Age at peak skill vs. age at initial expertise for writers. Expert-to-peak averaged 11-13 years, and took up to 45 years.[1]
English-language expertise starts with years to proficiency
… even in two California districts that are considered the most successful in teaching English to limited-English-proficient students, oral proficiency takes 3 to 5 years to develop, and academic English proficiency can take 4 to 7 years.
This paper follows on precedent-setting research… estimates of up to 10 years before students are fully proficient in English, i.e., are fully competitive in the academic uses of English with their age-equivalent, native English-speaking peers.[2]
English-language expertise is not necessarily automatic
…the ‘compressed’ discourse style of academic writing is much less explicit in meaning than alternative styles employing elaborated structures. These styles are efficient for expert readers, who can quickly extract large amounts of information from relatively short, condensed texts. However, they pose difficulties for novice readers, who must learn to infer unspecified meaning relations among grammatical constituents.[3]
This article presents a case study of a nonnative-English-speaking scholar from Hong Kong and his experience in publishing a scholarly article in an international refereed journal on his return from doctoral study in the United States.
…Oliver had considerable exposure to English throughout his life. His first contact with the language was at kindergarten, when he was 3–4 years old. Following kindergarten, he went to an English-medium elementary school. After that he moved to an English-medium secondary school that was staffed primarily by Irish Jesuit priests. His undergraduate education was at a Hong Kong university that has a bilingual policy of teaching in Chinese or English. On graduation, he worked for a time. Later, for his MA and PhD, he moved to a major research university in the United States, where he had very little contact with non-English speakers either inside the university or outside, where he had friends in the local community, living for 2 years with an American family.
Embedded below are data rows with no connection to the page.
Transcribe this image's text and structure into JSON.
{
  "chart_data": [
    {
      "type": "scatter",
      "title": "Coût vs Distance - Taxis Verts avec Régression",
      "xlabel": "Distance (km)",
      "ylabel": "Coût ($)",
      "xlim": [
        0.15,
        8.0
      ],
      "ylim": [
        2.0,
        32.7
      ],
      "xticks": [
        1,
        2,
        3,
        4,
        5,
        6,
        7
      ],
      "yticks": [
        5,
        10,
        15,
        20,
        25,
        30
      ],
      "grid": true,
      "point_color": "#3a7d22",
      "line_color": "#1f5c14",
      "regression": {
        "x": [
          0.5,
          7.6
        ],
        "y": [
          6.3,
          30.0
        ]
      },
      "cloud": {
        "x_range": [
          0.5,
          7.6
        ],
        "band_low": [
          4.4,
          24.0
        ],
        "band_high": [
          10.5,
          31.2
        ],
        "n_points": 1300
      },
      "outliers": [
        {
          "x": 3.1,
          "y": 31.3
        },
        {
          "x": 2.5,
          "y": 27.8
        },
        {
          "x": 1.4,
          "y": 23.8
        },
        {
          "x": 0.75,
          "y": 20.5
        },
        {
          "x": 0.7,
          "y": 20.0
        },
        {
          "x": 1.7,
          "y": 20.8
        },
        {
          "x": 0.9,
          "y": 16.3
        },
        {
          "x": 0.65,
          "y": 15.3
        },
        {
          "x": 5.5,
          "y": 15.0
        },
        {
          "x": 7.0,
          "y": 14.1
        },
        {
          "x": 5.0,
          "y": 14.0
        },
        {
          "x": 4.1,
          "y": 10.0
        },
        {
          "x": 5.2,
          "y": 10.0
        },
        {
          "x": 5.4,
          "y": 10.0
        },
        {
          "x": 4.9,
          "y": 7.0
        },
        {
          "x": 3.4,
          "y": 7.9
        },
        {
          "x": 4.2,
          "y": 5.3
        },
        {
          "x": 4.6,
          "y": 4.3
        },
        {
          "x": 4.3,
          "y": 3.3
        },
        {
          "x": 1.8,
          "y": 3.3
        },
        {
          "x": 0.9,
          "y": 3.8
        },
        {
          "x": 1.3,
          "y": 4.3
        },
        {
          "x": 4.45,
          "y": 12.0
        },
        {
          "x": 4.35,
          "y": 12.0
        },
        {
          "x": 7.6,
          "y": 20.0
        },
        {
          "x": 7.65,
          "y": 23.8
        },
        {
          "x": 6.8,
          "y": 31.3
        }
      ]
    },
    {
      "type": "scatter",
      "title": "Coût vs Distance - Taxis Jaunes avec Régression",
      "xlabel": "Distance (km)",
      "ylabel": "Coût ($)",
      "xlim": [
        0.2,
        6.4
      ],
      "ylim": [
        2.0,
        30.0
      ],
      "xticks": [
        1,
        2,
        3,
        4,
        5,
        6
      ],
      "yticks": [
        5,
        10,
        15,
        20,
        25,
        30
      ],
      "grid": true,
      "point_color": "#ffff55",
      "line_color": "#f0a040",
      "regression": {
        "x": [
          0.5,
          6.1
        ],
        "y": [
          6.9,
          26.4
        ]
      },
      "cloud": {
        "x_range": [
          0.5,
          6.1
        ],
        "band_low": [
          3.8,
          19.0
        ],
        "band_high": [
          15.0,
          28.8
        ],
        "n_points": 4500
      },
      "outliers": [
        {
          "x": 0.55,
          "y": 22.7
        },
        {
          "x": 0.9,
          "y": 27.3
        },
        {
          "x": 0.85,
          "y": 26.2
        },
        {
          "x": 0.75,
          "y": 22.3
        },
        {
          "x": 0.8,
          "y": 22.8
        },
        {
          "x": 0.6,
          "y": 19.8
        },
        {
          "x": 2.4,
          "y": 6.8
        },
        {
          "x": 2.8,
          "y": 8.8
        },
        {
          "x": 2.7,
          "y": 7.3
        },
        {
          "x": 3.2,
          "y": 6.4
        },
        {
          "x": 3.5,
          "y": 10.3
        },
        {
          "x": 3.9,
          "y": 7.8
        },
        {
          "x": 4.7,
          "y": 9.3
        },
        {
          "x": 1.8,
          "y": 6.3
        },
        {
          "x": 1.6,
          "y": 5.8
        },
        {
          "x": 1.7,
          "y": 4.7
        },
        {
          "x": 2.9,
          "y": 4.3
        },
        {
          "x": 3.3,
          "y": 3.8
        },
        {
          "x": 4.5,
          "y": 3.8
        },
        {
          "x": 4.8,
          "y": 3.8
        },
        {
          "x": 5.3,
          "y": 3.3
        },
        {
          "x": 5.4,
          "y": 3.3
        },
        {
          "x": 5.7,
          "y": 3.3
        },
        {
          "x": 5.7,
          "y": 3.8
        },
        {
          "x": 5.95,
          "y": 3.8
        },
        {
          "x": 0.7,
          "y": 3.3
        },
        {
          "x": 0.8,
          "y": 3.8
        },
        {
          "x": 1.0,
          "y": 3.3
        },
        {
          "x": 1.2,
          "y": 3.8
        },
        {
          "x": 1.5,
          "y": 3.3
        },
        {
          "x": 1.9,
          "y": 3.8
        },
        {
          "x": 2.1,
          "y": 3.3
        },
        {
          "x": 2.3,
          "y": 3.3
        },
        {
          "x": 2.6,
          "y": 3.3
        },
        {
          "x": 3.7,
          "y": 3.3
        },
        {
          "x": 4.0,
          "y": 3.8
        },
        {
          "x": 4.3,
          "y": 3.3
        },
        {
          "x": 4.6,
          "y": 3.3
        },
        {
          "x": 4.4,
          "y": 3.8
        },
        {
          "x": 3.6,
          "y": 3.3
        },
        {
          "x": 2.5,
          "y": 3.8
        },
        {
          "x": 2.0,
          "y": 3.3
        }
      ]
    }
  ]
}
Oliver said that he considered both Chinese and English as his mother tongue.
Oliver was lucky in that… the single reviewer of his submission had the skill to see a publishable article in a manuscript that two nonspecialists (the research assistant/local editor and I) were unable to envision and that had what the reviewer described as “second language mistakes that interfere with clarity and obscure meaning”… The in-house editor did an aggressive job, cutting the paper from 43 pages to 29. Entire paragraphs were removed, and virtually every sentence was rewritten.[4]
English-language expertise and peak skill take decades
Most children these days are being taught grammar and are given creative writing assignments as early as Elementary school… …in our sample… it is certainly plausible that they started writing creatively at age 10. The average age in which any writer in our sample produced their first work is 32.8 years. The average age at which any writer in our sample produced their “best” work is 43.4.[1]
‘It took me fifteen years to discover I had no talent for writing, but I couldn’t give it up because by that time I was too famous.’—Robert Benchley [5]
In our sample of writers, it took an average of 10.6 or 12.8 years (depending on whether you exclude those whose best work was also their first work) to produce a “masterpiece” of fiction once they had started publishing. Since our sample included contemporary writers, mostly still living, there is still a good chance that the writer’s “best” work has yet to been produced, which would only increase our overall mean. According to Simonton (1997), the average peak year for novelists is 27.1 years into their career…
…many of the skills required to become an expert in literature (i.e., constructing a problem representation, goal setting, planning, etc.) are also required of any task in which people are trying to extend themselves or to achieve a novel or superior result.[1]
In many fields, English-language expertise and peak skill are only just a start
The most frequently reported outside ability for scientists is that of verbal ability… When disabilities are mentioned, however, disabilities in language are named for scientists…[6]
…it is quite possible that writers might require less time for expertise acquisition than other domains. It has been suggested… that the greater the knowledge base of a domain, the more formal knowledge is required for truly innovative work within it.[1]
- Kaufman, Scott Barry, and James C. Kaufman. “Ten years to expertise, many more to greatness: An investigation of modern writers.” The Journal of Creative Behavior 41.2 (2007): 114-124.
- Hakuta, Kenji, Yuko Goto Butler, and Daria Witt. “How Long Does It Take English Learners to Attain Proficiency?” The University of California Linguistic Minority Research Institute Policy Report 2000-1 (2000).
- Biber, Douglas, and Bethany Gray. “Challenging stereotypes about academic writing: Complexity, elaboration, explicitness.” Journal of English for Academic Purposes 9.1 (2010): 2-20.
- Flowerdew, John. “Discourse community, legitimate peripheral participation, and the nonnative-English-speaking scholar.” TESOL quarterly 34.1 (2000): 127-150.
- Kaufman, James C., and Claudia A. Gentile. “The will, the wit, the judgement: The importance of an early start in productive and successful creative writing.” High Ability Studies 13.2 (2002): 115-123.
- Raskin, Evelyn. “Comparison of scientific and literary ability: a biographical study of eminent scientists and men of letters of the nineteenth century.” The Journal of Abnormal and Social Psychology 31.1 (1936): 20-35.